Arthur Percival Heywood
Sir Arthur Percival Heywood , 3rd Baronet (1849-1916) was the eldest son of Sir Thomas Percival Heywood. He grew up in the family home of Dove Leys at Denstone in Staffordshire.
The home looked over the valley where ran the North Staffordshire Railway from Rocester to Ashbourne. The family travelled by train to their relatives in Manchester and on holiday to Inveran in the Highland region of Scotland, thus Sir Arthur developed a passion for the railway from an early age.
He assisted his father in his hobby of ornamental metalwork, with a Holtzapffel lathe, and in his late teenage, built a four inch gauge model railway with a steam locomotive. Wanting something on which his younger siblings could ride, he went on to build a nine-inch gauge locomotive and train, which gave him the experience for his later ventures.
Initially schooled at Eton, in 1868, he went on to Trinity College, Cambridge, where he made friends with the local railway people, cadging lifts on the footplates of locos. He passed out with a degree in Applied Science. As a landed gentleman, however, convention frowned on him developing an engineering career.
In 1872 he married his cousin, Margaret Effie, daughter of the Reverend George Sumner, Rector of Alresford in Hampshire and set up home on Duffield Bank, near Duffield near Derby, the headquarters of the Midland Railway. Since many of the directors lived in Duffield, he soon developed an interest in Derby Works. He became aware of experiments by the Royal Engineers in building railways in warfare.
These first experiments had been distinctly unsuccessful, as had previous attempts dating back several decades to build "portable railways" for agricultural use. Thus, at what was known as the Duffield Bank Railway, Heywood developed what he called the "minimum gauge railway". He settled on 15 in (381 mm) as the optimum, his previous 9 in line having proved to be too small to carry people in a stable manner. Built on a steep hillside, the line was an ideal testing ground and, to gain the adhesion for steep gradients and the ability to negotiate small radius curves, he built six-coupled locomotives with what he called his "radiating axle."

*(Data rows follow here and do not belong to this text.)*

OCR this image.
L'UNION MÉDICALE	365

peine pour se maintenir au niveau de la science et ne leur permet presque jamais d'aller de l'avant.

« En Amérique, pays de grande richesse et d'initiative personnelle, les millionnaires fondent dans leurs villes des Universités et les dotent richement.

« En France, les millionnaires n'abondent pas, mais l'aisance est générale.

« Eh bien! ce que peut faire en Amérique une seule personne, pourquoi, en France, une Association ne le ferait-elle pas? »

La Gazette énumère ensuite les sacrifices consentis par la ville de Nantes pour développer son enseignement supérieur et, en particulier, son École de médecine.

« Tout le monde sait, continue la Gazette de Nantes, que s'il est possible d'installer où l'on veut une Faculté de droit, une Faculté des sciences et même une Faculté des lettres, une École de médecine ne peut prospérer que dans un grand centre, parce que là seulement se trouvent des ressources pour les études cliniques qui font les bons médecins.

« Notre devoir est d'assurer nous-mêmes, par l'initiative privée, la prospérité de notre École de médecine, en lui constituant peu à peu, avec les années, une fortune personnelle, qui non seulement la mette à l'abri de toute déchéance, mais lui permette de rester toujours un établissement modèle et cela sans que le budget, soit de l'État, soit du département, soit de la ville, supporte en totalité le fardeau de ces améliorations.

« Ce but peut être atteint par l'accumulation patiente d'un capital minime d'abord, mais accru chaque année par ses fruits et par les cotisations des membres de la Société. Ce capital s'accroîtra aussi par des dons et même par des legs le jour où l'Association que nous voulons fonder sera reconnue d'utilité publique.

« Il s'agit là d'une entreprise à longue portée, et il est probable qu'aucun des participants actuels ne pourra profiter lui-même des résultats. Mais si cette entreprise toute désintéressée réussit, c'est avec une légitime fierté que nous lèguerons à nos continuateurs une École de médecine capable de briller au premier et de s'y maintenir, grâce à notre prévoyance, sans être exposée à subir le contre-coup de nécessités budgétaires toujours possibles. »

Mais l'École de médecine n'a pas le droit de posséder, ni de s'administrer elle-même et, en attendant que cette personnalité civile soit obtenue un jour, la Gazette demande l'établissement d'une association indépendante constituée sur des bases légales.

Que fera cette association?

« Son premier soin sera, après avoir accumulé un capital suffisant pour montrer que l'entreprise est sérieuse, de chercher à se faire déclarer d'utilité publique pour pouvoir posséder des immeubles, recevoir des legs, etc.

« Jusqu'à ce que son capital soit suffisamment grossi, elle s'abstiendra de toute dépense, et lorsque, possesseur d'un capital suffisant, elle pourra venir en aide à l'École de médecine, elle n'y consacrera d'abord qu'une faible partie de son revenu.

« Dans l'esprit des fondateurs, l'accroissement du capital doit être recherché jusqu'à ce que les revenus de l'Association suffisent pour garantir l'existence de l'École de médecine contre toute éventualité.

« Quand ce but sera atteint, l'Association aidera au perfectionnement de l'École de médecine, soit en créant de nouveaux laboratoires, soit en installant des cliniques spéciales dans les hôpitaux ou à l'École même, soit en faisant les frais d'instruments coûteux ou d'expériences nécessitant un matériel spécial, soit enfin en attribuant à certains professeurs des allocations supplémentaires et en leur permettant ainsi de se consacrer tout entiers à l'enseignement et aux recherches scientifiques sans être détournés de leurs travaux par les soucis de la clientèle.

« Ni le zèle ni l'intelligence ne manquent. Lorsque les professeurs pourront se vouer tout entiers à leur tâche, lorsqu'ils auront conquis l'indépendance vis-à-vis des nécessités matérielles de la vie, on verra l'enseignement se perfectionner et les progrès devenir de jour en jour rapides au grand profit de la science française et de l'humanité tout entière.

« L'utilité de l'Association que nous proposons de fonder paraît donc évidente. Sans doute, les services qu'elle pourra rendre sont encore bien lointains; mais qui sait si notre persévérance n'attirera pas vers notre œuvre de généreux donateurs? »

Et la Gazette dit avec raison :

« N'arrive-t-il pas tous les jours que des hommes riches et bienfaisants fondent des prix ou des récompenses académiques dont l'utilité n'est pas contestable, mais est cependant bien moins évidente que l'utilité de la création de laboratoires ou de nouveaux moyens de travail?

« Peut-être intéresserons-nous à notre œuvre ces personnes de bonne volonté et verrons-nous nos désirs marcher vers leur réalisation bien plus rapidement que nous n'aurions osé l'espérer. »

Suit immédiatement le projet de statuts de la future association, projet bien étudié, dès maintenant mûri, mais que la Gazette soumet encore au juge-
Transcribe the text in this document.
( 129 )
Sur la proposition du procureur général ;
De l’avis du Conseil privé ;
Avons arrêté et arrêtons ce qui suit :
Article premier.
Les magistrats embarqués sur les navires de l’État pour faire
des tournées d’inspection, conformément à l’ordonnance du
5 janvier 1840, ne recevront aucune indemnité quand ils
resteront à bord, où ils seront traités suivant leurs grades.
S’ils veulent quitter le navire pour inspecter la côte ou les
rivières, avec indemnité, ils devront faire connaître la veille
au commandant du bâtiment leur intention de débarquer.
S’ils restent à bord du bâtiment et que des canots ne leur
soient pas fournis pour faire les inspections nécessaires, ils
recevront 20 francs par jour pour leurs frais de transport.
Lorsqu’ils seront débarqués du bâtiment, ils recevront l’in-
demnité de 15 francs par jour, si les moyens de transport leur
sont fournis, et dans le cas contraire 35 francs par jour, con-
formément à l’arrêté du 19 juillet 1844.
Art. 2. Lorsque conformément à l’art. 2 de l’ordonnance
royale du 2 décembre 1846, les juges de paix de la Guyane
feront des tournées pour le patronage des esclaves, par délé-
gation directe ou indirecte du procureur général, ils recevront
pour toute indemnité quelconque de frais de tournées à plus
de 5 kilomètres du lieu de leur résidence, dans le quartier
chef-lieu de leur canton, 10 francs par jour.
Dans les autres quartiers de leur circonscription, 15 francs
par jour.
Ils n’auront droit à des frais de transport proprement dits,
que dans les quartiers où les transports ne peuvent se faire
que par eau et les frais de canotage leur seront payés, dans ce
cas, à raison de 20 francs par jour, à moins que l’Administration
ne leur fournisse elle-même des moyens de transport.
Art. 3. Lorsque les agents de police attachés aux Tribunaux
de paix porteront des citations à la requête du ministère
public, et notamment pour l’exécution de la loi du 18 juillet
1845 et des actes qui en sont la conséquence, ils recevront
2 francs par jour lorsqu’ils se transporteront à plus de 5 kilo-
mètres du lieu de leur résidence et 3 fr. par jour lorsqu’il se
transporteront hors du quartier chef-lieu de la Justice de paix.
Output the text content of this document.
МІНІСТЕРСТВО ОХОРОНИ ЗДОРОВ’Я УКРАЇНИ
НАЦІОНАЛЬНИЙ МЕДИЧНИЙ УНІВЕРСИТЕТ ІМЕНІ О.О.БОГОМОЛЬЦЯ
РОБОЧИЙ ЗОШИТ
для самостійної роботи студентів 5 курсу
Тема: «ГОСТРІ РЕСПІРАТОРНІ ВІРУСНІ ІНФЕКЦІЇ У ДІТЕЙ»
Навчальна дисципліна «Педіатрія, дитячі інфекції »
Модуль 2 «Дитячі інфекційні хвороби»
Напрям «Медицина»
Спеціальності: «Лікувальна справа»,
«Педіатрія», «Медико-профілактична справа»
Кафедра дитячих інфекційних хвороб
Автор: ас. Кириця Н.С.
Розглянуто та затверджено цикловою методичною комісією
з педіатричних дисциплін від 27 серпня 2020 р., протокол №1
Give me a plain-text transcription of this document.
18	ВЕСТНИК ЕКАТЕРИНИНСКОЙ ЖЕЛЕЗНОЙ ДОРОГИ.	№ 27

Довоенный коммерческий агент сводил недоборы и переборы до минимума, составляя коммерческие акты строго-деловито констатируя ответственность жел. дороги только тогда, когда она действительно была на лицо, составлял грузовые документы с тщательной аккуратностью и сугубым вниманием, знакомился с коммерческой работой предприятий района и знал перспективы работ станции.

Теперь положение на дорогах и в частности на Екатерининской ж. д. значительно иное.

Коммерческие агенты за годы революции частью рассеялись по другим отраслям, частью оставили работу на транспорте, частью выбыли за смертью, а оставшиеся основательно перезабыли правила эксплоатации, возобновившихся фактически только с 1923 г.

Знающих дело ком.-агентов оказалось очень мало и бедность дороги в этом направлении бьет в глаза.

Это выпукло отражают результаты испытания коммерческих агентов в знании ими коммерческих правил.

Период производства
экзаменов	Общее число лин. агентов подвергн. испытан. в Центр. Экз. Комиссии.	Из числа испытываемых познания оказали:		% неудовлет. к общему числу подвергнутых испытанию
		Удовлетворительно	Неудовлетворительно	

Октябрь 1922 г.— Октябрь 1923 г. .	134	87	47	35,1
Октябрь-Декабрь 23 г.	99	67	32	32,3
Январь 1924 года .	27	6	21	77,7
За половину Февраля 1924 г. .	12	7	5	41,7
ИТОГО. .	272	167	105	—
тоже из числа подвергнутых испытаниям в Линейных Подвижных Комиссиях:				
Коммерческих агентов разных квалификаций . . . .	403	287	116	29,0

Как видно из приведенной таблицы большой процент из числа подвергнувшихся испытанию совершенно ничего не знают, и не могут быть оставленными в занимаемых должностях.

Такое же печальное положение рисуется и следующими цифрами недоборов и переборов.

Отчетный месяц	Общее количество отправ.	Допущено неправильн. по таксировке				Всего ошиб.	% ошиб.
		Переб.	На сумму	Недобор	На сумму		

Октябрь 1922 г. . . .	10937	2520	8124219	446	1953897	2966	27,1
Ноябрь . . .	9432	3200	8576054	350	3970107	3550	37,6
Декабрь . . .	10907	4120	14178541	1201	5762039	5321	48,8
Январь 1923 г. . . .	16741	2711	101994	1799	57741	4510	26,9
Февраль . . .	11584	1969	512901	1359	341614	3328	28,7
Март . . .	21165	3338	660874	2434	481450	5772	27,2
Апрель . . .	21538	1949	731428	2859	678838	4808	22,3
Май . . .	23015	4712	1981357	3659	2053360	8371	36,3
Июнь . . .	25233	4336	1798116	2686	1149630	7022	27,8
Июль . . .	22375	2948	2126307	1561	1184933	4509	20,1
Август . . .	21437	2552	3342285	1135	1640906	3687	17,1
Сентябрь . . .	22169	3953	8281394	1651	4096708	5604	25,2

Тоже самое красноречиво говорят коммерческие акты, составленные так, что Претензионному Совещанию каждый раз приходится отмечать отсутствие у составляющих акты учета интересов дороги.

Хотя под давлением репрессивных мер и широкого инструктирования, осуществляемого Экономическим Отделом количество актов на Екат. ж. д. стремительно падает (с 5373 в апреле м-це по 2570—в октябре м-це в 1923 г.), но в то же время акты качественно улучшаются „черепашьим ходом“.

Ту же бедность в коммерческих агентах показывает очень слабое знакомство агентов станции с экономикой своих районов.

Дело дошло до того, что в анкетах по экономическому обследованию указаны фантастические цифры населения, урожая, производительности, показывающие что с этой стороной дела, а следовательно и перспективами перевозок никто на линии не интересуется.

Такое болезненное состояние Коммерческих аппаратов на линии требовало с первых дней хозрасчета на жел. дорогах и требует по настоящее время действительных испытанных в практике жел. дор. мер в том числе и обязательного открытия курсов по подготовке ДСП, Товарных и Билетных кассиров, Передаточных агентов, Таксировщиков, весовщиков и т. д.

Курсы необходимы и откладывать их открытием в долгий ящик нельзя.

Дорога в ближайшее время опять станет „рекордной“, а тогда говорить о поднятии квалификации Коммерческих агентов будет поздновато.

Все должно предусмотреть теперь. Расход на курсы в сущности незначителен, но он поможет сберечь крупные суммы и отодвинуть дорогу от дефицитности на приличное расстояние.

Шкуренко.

Though the line remained in use for many years and was visited by many potential buyers, the only interest came from the Duke of Westminster for whom he built the Eaton Hall Railway.
Sir Arthur also had a keen interest in campanology (bell ringing) and he founded the Central Council of Church Bell Ringers. He was often to be seen a Duffield's St. Alkmunds Church and in the years up to 1887, augmented its peal from six to ten..
Sir Arthur's father died in 1897 and he inherited Dove Leys, where he began to build another railway between the road, where there was a coal store, and the house. His intention was to extend to Norbury railway goods yard, but Colonel Clowes who owned the land in between refused to give him wayleave. Sir Arthur then extended the line southwards to nearby Dove Cliff farm, which was part of his estate, and thence to Rocester station. However he was again unable to obtain wayleave from his other neighbour, Colonel Dawson.
When World War I began in 1914, all three of his sons went on active service, as did many of his staff. Sir Arthur carried on, particularly with work on the Eaton Hall Railway. However he was unwell in the early part of 1916 and took a turn for the worse on the 19th. April during a visit to Duffield Bank and died in the afternoon.
References
- Clayton, H., (1968) The Duffield Bank and Eaton Railways. The Oakwood Press, X19, ISBN 0-85361-034-7
- Smithers, Mark, (1995) Sir Arthur Heywood and the Fifteen Inch Gauge Railway, Plateway Press, ISBN 1-871980-22-4.